5. The Administrative Law Judge did not error in holding that the Department cannot impose a general minimum soil replacement depth requirement of 18 inches for all cropland (including non-prime farmland) except by formally promulgating a regulation in accordance with IC 4-22-2. The Administrative Law Judge made specific factual findings in paragraphs 9 and 12 (R. 91-93) that the Department's 18 inch minimum soil replacement depth requirement intended to have the effect of law and to apply to all situations in which pre-mining topsoil is less than 18 inches deep. These factual findings have not been challenged and are therefore bindng on the Court.

6. IC 4-22-2 establishes procedures to be followed by administrative agencies in adopting rules. IC 4-22-2-3(b) defines "rule as follows: 11(b) 'Rule' means the whole or any part of an agency statement of general applicability that:

(1) Has or is designed to have the effect of law; and
(2) Implements, interprets, or prescribes:

(A) Law or policy; or
(B) The organization, procedure, or practice requirements of an agency."

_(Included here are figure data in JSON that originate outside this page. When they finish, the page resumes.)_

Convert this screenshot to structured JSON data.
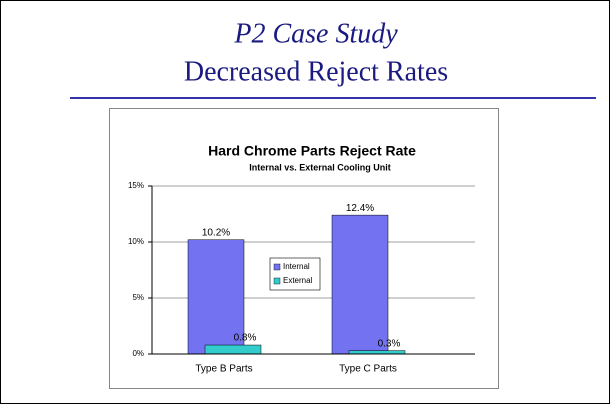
{
  "slide": {
    "title": "P2 Case Study",
    "subtitle": "Decreased Reject Rates"
  },
  "chart_data": {
    "type": "bar",
    "title": "Hard Chrome Parts Reject Rate",
    "subtitle": "Internal vs. External Cooling Unit",
    "categories": [
      "Type B Parts",
      "Type C Parts"
    ],
    "series": [
      {
        "name": "Internal",
        "color": "#7373f2",
        "values": [
          10.2,
          12.4
        ],
        "value_labels": [
          "10.2%",
          "12.4%"
        ]
      },
      {
        "name": "External",
        "color": "#33cccc",
        "values": [
          0.8,
          0.3
        ],
        "value_labels": [
          "0.8%",
          "0.3%"
        ]
      }
    ],
    "ylim": [
      0,
      15
    ],
    "yticks": [
      {
        "value": 0,
        "label": "0%"
      },
      {
        "value": 5,
        "label": "5%"
      },
      {
        "value": 10,
        "label": "10%"
      },
      {
        "value": 15,
        "label": "15%"
      }
    ],
    "grid": true,
    "legend": "center"
  }
}
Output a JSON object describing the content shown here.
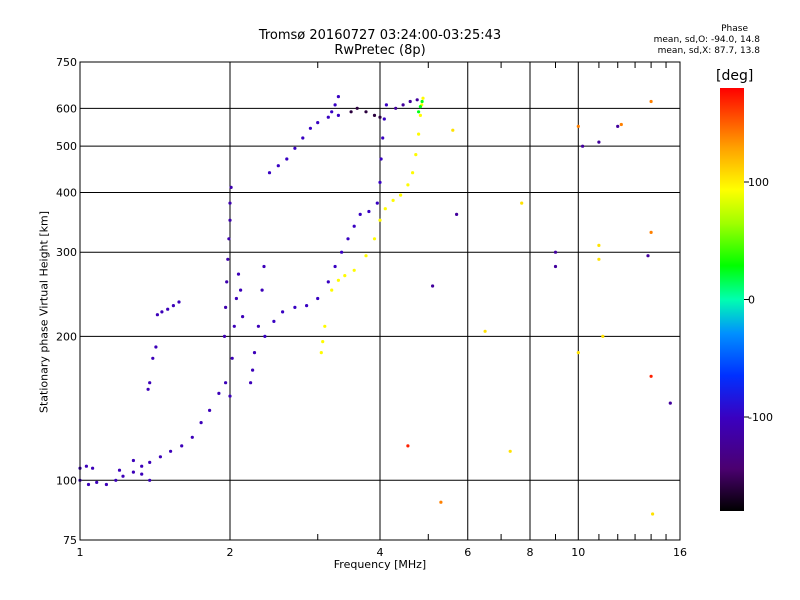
{
  "title": {
    "line1": "Tromsø 20160727 03:24:00-03:25:43",
    "line2": "RwPretec (8p)"
  },
  "phase_info": {
    "heading": "Phase",
    "line1": "mean, sd,O: -94.0, 14.8",
    "line2": "mean, sd,X:  87.7, 13.8"
  },
  "chart_data": {
    "type": "scatter",
    "title": "Tromsø 20160727 03:24:00-03:25:43",
    "subtitle": "RwPretec (8p)",
    "xlabel": "Frequency [MHz]",
    "ylabel": "Stationary phase Virtual Height [km]",
    "x_scale": "log",
    "y_scale": "log",
    "xlim": [
      1,
      16
    ],
    "ylim": [
      75,
      750
    ],
    "x_ticks": [
      1,
      2,
      4,
      6,
      8,
      10,
      16
    ],
    "y_ticks": [
      75,
      100,
      200,
      300,
      400,
      500,
      600,
      750
    ],
    "x_minor_ticks": [
      3,
      5,
      7,
      9,
      11,
      12,
      13,
      14,
      15
    ],
    "grid": true,
    "colorbar": {
      "label": "[deg]",
      "range": [
        -180,
        180
      ],
      "ticks": [
        -100,
        0,
        100
      ],
      "colormap": "rainbow: black-purple-blue-cyan-green-yellow-red"
    },
    "traces": [
      {
        "name": "",
        "phase": -105,
        "points": [
          [
            1.0,
            100
          ],
          [
            1.04,
            98
          ],
          [
            1.08,
            99
          ],
          [
            1.13,
            98
          ],
          [
            1.18,
            100
          ],
          [
            1.22,
            102
          ],
          [
            1.28,
            104
          ],
          [
            1.33,
            107
          ],
          [
            1.38,
            109
          ],
          [
            1.45,
            112
          ],
          [
            1.52,
            115
          ],
          [
            1.6,
            118
          ],
          [
            1.68,
            123
          ],
          [
            1.75,
            132
          ],
          [
            1.82,
            140
          ],
          [
            1.9,
            152
          ],
          [
            1.96,
            160
          ]
        ]
      },
      {
        "name": "",
        "phase": -105,
        "points": [
          [
            1.0,
            106
          ],
          [
            1.03,
            107
          ],
          [
            1.06,
            106
          ],
          [
            1.2,
            105
          ],
          [
            1.28,
            110
          ],
          [
            1.33,
            103
          ],
          [
            1.38,
            100
          ]
        ]
      },
      {
        "name": "",
        "phase": -105,
        "points": [
          [
            1.37,
            155
          ],
          [
            1.38,
            160
          ],
          [
            1.4,
            180
          ],
          [
            1.42,
            190
          ]
        ]
      },
      {
        "name": "",
        "phase": -105,
        "points": [
          [
            1.43,
            222
          ],
          [
            1.46,
            225
          ],
          [
            1.5,
            228
          ],
          [
            1.54,
            232
          ],
          [
            1.58,
            236
          ]
        ]
      },
      {
        "name": "",
        "phase": -110,
        "points": [
          [
            1.95,
            200
          ],
          [
            1.96,
            230
          ],
          [
            1.97,
            260
          ],
          [
            1.98,
            290
          ],
          [
            1.99,
            320
          ],
          [
            2.0,
            350
          ],
          [
            2.0,
            380
          ],
          [
            2.01,
            410
          ]
        ]
      },
      {
        "name": "",
        "phase": -105,
        "points": [
          [
            2.0,
            150
          ],
          [
            2.02,
            180
          ],
          [
            2.04,
            210
          ],
          [
            2.06,
            240
          ],
          [
            2.08,
            270
          ],
          [
            2.1,
            250
          ],
          [
            2.12,
            220
          ]
        ]
      },
      {
        "name": "",
        "phase": -105,
        "points": [
          [
            2.2,
            160
          ],
          [
            2.22,
            170
          ],
          [
            2.24,
            185
          ],
          [
            2.28,
            210
          ],
          [
            2.32,
            250
          ],
          [
            2.34,
            280
          ]
        ]
      },
      {
        "name": "",
        "phase": -100,
        "points": [
          [
            2.35,
            200
          ],
          [
            2.45,
            215
          ],
          [
            2.55,
            225
          ],
          [
            2.7,
            230
          ],
          [
            2.85,
            232
          ],
          [
            3.0,
            240
          ],
          [
            3.15,
            260
          ],
          [
            3.25,
            280
          ],
          [
            3.35,
            300
          ],
          [
            3.45,
            320
          ],
          [
            3.55,
            340
          ],
          [
            3.65,
            360
          ],
          [
            3.8,
            365
          ],
          [
            3.95,
            380
          ],
          [
            4.0,
            420
          ],
          [
            4.02,
            470
          ],
          [
            4.05,
            520
          ],
          [
            4.08,
            570
          ],
          [
            4.12,
            610
          ]
        ]
      },
      {
        "name": "",
        "phase": -100,
        "points": [
          [
            2.4,
            440
          ],
          [
            2.5,
            455
          ],
          [
            2.6,
            470
          ],
          [
            2.7,
            495
          ],
          [
            2.8,
            520
          ],
          [
            2.9,
            545
          ],
          [
            3.0,
            560
          ],
          [
            3.15,
            575
          ],
          [
            3.3,
            580
          ]
        ]
      },
      {
        "name": "",
        "phase": -100,
        "points": [
          [
            3.2,
            590
          ],
          [
            3.25,
            610
          ],
          [
            3.3,
            635
          ]
        ]
      },
      {
        "name": "",
        "phase": -160,
        "points": [
          [
            3.5,
            590
          ],
          [
            3.6,
            600
          ],
          [
            3.75,
            590
          ],
          [
            3.9,
            580
          ],
          [
            4.0,
            575
          ]
        ]
      },
      {
        "name": "",
        "phase": -120,
        "points": [
          [
            4.3,
            600
          ],
          [
            4.45,
            610
          ],
          [
            4.6,
            620
          ],
          [
            4.75,
            625
          ]
        ]
      },
      {
        "name": "",
        "phase": 95,
        "points": [
          [
            3.05,
            185
          ],
          [
            3.07,
            195
          ],
          [
            3.1,
            210
          ],
          [
            3.2,
            250
          ],
          [
            3.3,
            262
          ],
          [
            3.4,
            268
          ],
          [
            3.55,
            275
          ],
          [
            3.75,
            295
          ],
          [
            3.9,
            320
          ],
          [
            4.0,
            350
          ],
          [
            4.1,
            370
          ],
          [
            4.25,
            385
          ],
          [
            4.4,
            395
          ],
          [
            4.55,
            415
          ],
          [
            4.65,
            440
          ],
          [
            4.72,
            480
          ],
          [
            4.78,
            530
          ],
          [
            4.82,
            580
          ],
          [
            4.85,
            610
          ],
          [
            4.88,
            630
          ]
        ]
      },
      {
        "name": "",
        "phase": 25,
        "points": [
          [
            4.78,
            590
          ],
          [
            4.82,
            605
          ],
          [
            4.86,
            620
          ]
        ]
      },
      {
        "name": "",
        "phase": 140,
        "points": [
          [
            5.3,
            90
          ],
          [
            10.0,
            550
          ],
          [
            12.2,
            555
          ],
          [
            14.0,
            620
          ],
          [
            14.0,
            330
          ]
        ]
      },
      {
        "name": "",
        "phase": 105,
        "points": [
          [
            5.6,
            540
          ],
          [
            6.5,
            205
          ],
          [
            7.3,
            115
          ],
          [
            7.7,
            380
          ],
          [
            10.0,
            185
          ],
          [
            11.0,
            310
          ],
          [
            11.0,
            290
          ],
          [
            14.1,
            85
          ],
          [
            11.2,
            200
          ]
        ]
      },
      {
        "name": "",
        "phase": 170,
        "points": [
          [
            4.55,
            118
          ],
          [
            14.0,
            165
          ]
        ]
      },
      {
        "name": "",
        "phase": -120,
        "points": [
          [
            5.1,
            255
          ],
          [
            5.7,
            360
          ],
          [
            9.0,
            300
          ],
          [
            9.0,
            280
          ],
          [
            10.2,
            500
          ],
          [
            11.0,
            510
          ],
          [
            13.8,
            295
          ],
          [
            15.3,
            145
          ],
          [
            12.0,
            550
          ]
        ]
      }
    ]
  }
}
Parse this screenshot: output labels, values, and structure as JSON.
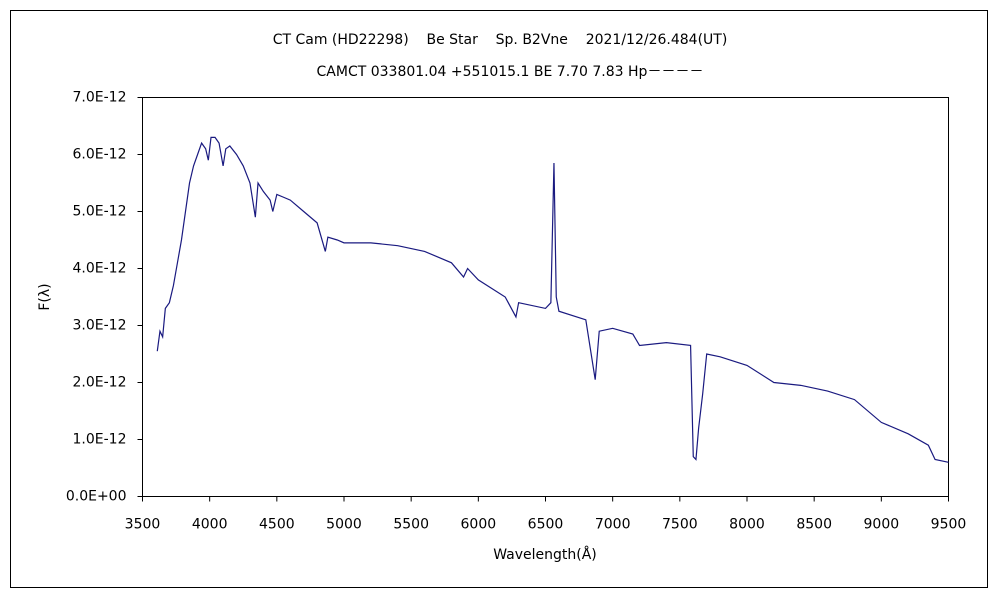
{
  "chart_data": {
    "type": "line",
    "title": "CT Cam (HD22298)    Be Star    Sp. B2Vne    2021/12/26.484(UT)",
    "subtitle": "CAMCT 033801.04 +551015.1 BE 7.70 7.83 Hp－－－－",
    "x_label": "Wavelength(Å)",
    "y_label": "F(λ)",
    "color": "#1a1a80",
    "x": [
      3610,
      3630,
      3650,
      3670,
      3700,
      3730,
      3760,
      3790,
      3820,
      3850,
      3880,
      3910,
      3940,
      3970,
      3990,
      4010,
      4040,
      4070,
      4100,
      4120,
      4150,
      4200,
      4250,
      4300,
      4340,
      4360,
      4400,
      4450,
      4470,
      4500,
      4550,
      4600,
      4700,
      4800,
      4861,
      4880,
      4950,
      5000,
      5200,
      5400,
      5600,
      5800,
      5890,
      5920,
      6000,
      6200,
      6280,
      6300,
      6500,
      6540,
      6563,
      6580,
      6600,
      6800,
      6870,
      6900,
      7000,
      7150,
      7200,
      7400,
      7580,
      7600,
      7620,
      7640,
      7670,
      7700,
      7800,
      8000,
      8200,
      8400,
      8600,
      8800,
      9000,
      9200,
      9350,
      9400,
      9500
    ],
    "values": [
      2.55e-12,
      2.9e-12,
      2.8e-12,
      3.3e-12,
      3.4e-12,
      3.7e-12,
      4.1e-12,
      4.5e-12,
      5e-12,
      5.5e-12,
      5.8e-12,
      6e-12,
      6.2e-12,
      6.1e-12,
      5.9e-12,
      6.3e-12,
      6.3e-12,
      6.2e-12,
      5.8e-12,
      6.1e-12,
      6.15e-12,
      6e-12,
      5.8e-12,
      5.5e-12,
      4.9e-12,
      5.5e-12,
      5.35e-12,
      5.2e-12,
      5e-12,
      5.3e-12,
      5.25e-12,
      5.2e-12,
      5e-12,
      4.8e-12,
      4.3e-12,
      4.55e-12,
      4.5e-12,
      4.45e-12,
      4.45e-12,
      4.4e-12,
      4.3e-12,
      4.1e-12,
      3.85e-12,
      4e-12,
      3.8e-12,
      3.5e-12,
      3.15e-12,
      3.4e-12,
      3.3e-12,
      3.4e-12,
      5.85e-12,
      3.5e-12,
      3.25e-12,
      3.1e-12,
      2.05e-12,
      2.9e-12,
      2.95e-12,
      2.85e-12,
      2.65e-12,
      2.7e-12,
      2.65e-12,
      7e-13,
      6.5e-13,
      1.2e-12,
      1.8e-12,
      2.5e-12,
      2.45e-12,
      2.3e-12,
      2e-12,
      1.95e-12,
      1.85e-12,
      1.7e-12,
      1.3e-12,
      1.1e-12,
      9e-13,
      6.5e-13,
      6e-13
    ],
    "xlim": [
      3500,
      9500
    ],
    "xticks": [
      3500,
      4000,
      4500,
      5000,
      5500,
      6000,
      6500,
      7000,
      7500,
      8000,
      8500,
      9000,
      9500
    ],
    "ylim": [
      0,
      7e-12
    ],
    "yticks": [
      {
        "value": 0,
        "label": "0.0E+00"
      },
      {
        "value": 1e-12,
        "label": "1.0E-12"
      },
      {
        "value": 2e-12,
        "label": "2.0E-12"
      },
      {
        "value": 3e-12,
        "label": "3.0E-12"
      },
      {
        "value": 4e-12,
        "label": "4.0E-12"
      },
      {
        "value": 5e-12,
        "label": "5.0E-12"
      },
      {
        "value": 6e-12,
        "label": "6.0E-12"
      },
      {
        "value": 7e-12,
        "label": "7.0E-12"
      }
    ],
    "grid": false
  }
}
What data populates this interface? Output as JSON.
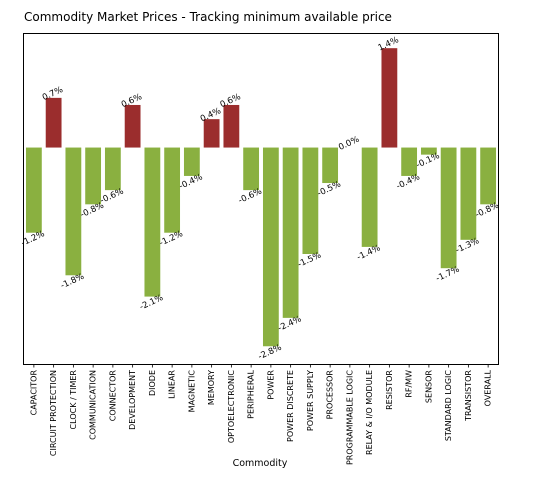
{
  "chart_data": {
    "type": "bar",
    "title": "Commodity Market Prices - Tracking minimum available price",
    "xlabel": "Commodity",
    "ylabel": "",
    "ylim": [
      -3.05,
      1.6
    ],
    "grid": false,
    "categories": [
      "CAPACITOR",
      "CIRCUIT PROTECTION",
      "CLOCK / TIMER",
      "COMMUNICATION",
      "CONNECTOR",
      "DEVELOPMENT",
      "DIODE",
      "LINEAR",
      "MAGNETIC",
      "MEMORY",
      "OPTOELECTRONIC",
      "PERIPHERAL",
      "POWER",
      "POWER DISCRETE",
      "POWER SUPPLY",
      "PROCESSOR",
      "PROGRAMMABLE LOGIC",
      "RELAY & I/O MODULE",
      "RESISTOR",
      "RF/MW",
      "SENSOR",
      "STANDARD LOGIC",
      "TRANSISTOR",
      "OVERALL"
    ],
    "values": [
      -1.2,
      0.7,
      -1.8,
      -0.8,
      -0.6,
      0.6,
      -2.1,
      -1.2,
      -0.4,
      0.4,
      0.6,
      -0.6,
      -2.8,
      -2.4,
      -1.5,
      -0.5,
      0.0,
      -1.4,
      1.4,
      -0.4,
      -0.1,
      -1.7,
      -1.3,
      -0.8
    ],
    "labels": [
      "-1.2%",
      "0.7%",
      "-1.8%",
      "-0.8%",
      "-0.6%",
      "0.6%",
      "-2.1%",
      "-1.2%",
      "-0.4%",
      "0.4%",
      "0.6%",
      "-0.6%",
      "-2.8%",
      "-2.4%",
      "-1.5%",
      "-0.5%",
      "0.0%",
      "-1.4%",
      "1.4%",
      "-0.4%",
      "-0.1%",
      "-1.7%",
      "-1.3%",
      "-0.8%"
    ],
    "colors": {
      "positive": "#9b2d2d",
      "negative": "#8ab040"
    }
  }
}
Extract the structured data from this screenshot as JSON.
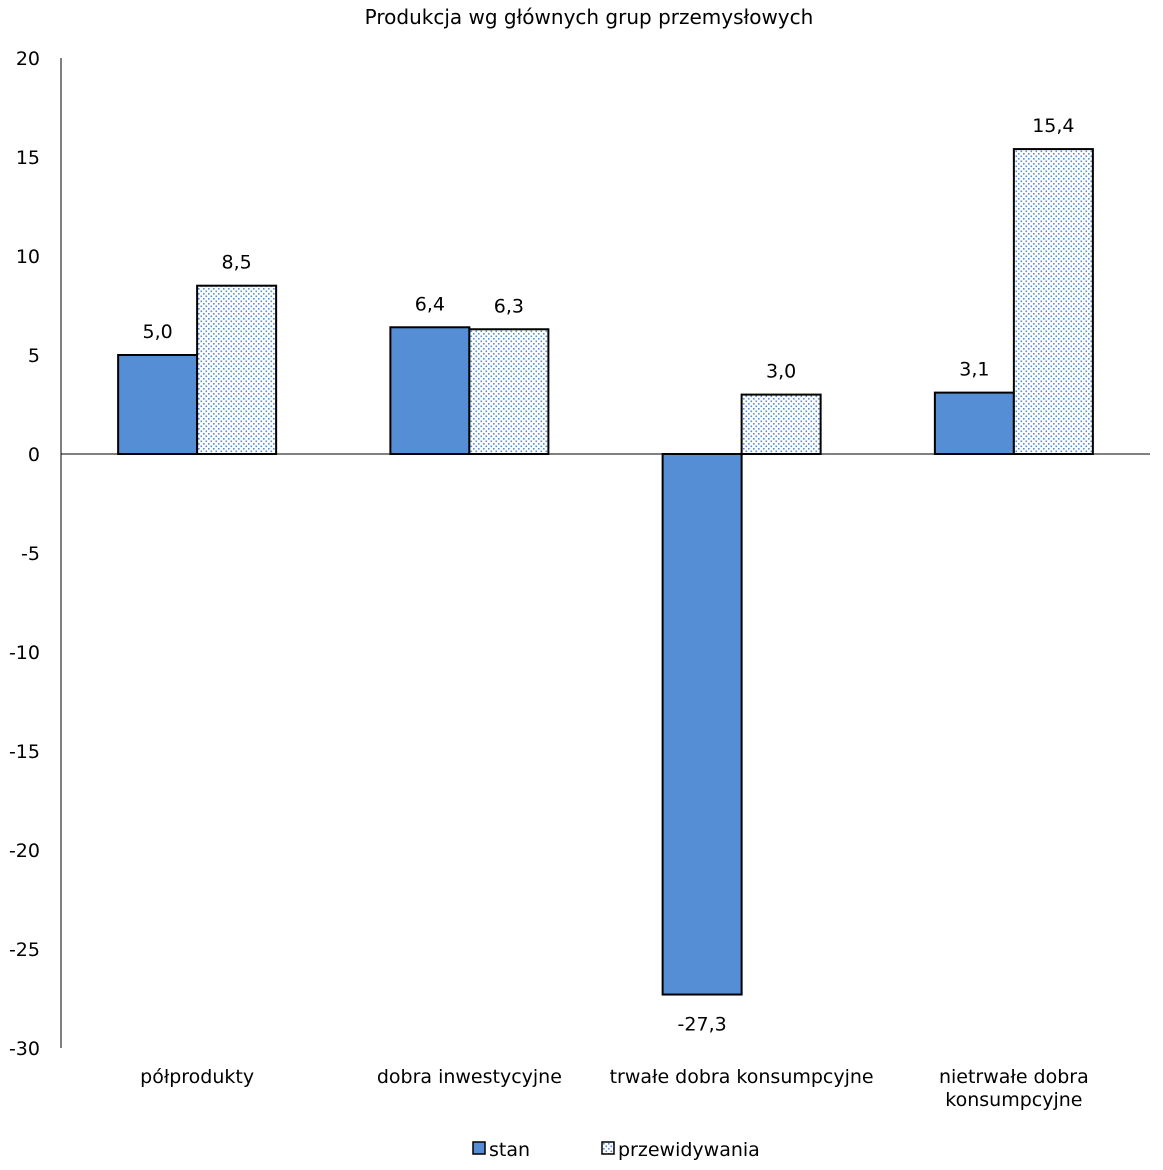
{
  "chart_data": {
    "type": "bar",
    "title": "Produkcja wg głównych grup przemysłowych",
    "xlabel": "",
    "ylabel": "",
    "ylim": [
      -30,
      20
    ],
    "yticks": [
      20,
      15,
      10,
      5,
      0,
      -5,
      -10,
      -15,
      -20,
      -25,
      -30
    ],
    "categories": [
      [
        "półprodukty"
      ],
      [
        "dobra inwestycyjne"
      ],
      [
        "trwałe dobra konsumpcyjne"
      ],
      [
        "nietrwałe dobra",
        "konsumpcyjne"
      ]
    ],
    "series": [
      {
        "name": "stan",
        "values": [
          5.0,
          6.4,
          -27.3,
          3.1
        ],
        "labels": [
          "5,0",
          "6,4",
          "-27,3",
          "3,1"
        ],
        "color": "#558ED5",
        "pattern": "solid"
      },
      {
        "name": "przewidywania",
        "values": [
          8.5,
          6.3,
          3.0,
          15.4
        ],
        "labels": [
          "8,5",
          "6,3",
          "3,0",
          "15,4"
        ],
        "color": "#558ED5",
        "pattern": "dotted"
      }
    ],
    "legend": "bottom",
    "grid": false
  }
}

7. IC 4-22-2 sets forth requirements for the adoption of administrative agency rules, as defined in IC 4-22-2-3(b). IC 4-22-2-44 provides that a rule which is not properly adopted in accordance with the procedures set forth in IC 4-22-2 is of no force or effect.

8. The Administrative Law Judge correctly determined that the Department's 18 inch minimum soil replacement depth requirement must be formally adopted as a rule under IC 4-22-2 in order to have the effect of law.

9. The Final Order is in accordance with law, and is not arbitrary, capricious, or an abuse of discretion, in excess of statutory jurisdiction, authority, or limitations, nor short of statutory right.

10. If any of the foregoing Findings of Fact should have been denominated as a Conclusion of Law, it is hereby adopted as such. If any of these Conclusions of Law should have been denominated a Finding of Fact, it is hereby adopted as such.